Auf Nachfrage von DAZ.online erklärte Allgaier im Nachgang der Veranstaltung, dass sich die Märkte von Biosimilars und von „normalen“ Generika unterscheiden. Bei Letzteren handele es sich um einen global konzentrierten Massenmarkt, bei dem die chemisch definierten Wirkstoffe relativ einfach herzustellen seien. Bei den Biosimilars dagegen seien die Zulassungshürden der EMA für Firmen aus Indien oder China häufig zu hoch, weshalb diese Länder vorwiegend für den Eigenbedarf produzieren. Anders verhält es sich bei Produktionsstandorten USA, Singapur und Südkorea – hier ist die Qualität der dort hergestellten Arzneimitteln mit der aus europäischen Ländern zu vergleichen, so Allgaier.

Pro Generika bemängelt Vorschlag der EU-Kommission

Für den Verband Pro Generika ist die geltende Rechtslage verantwortlich, die die Nachbildung von Originalpräparaten innerhalb der EU vor Patentablauf untersagt. Um Generika oder Biosimilars für den Tag eins nach Patentablauf des Originators zu produzieren, seien deutsche beziehungsweise europäische Unternehmen gezwungen, wegen dieser Schutzvorschriften ihre Produktionskapazitäten ins Ausland zu verlegen, erklärte Bork Bretthauer, Geschäftsführer von Pro Generika, zuvor gegenüber dem „Observer“.
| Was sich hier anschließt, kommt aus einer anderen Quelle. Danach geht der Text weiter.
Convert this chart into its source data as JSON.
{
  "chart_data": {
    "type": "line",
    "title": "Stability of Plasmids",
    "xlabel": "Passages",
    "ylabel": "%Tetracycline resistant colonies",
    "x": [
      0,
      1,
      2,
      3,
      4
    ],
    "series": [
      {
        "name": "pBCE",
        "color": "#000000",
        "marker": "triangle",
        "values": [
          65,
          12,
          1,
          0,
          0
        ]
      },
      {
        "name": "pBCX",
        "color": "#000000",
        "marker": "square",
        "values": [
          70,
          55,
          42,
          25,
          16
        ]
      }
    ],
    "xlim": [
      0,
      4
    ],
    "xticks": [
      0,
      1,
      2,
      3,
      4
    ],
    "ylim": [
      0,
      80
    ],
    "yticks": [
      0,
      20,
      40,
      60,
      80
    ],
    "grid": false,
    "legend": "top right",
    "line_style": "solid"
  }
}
Im Frühjahr hat die EU-Kommission einen Reformvorschlag zu diesem Thema vorgelegt. Um den Standort Deutschland zu stärken, reiche dieser Vorschlag jedoch nicht aus, erklärte Bretthauer im Nachgang der Veranstaltung gegenüber DAZ.online. Denn dem Entwurf der Kommission zufolge könnten in Deutschland vor Patentablauf lediglich Biosimilars und Generika für den Export, nicht jedoch für den deutschen Markt produziert werden. Für den Bedarf deutscher Patienten müsse weiterhin im Ausland produziert werden.

Damit deutsche Apotheken am Tag eins nach Patentablauf Ware verkaufen könnne, die in Deutschland hergestellt wurden, bedarf es eines sogenannten „SPC Manufacturing Waivers." Dafür solle sich der Ministerrat auf Bundeseben in Brüssel einsetzen.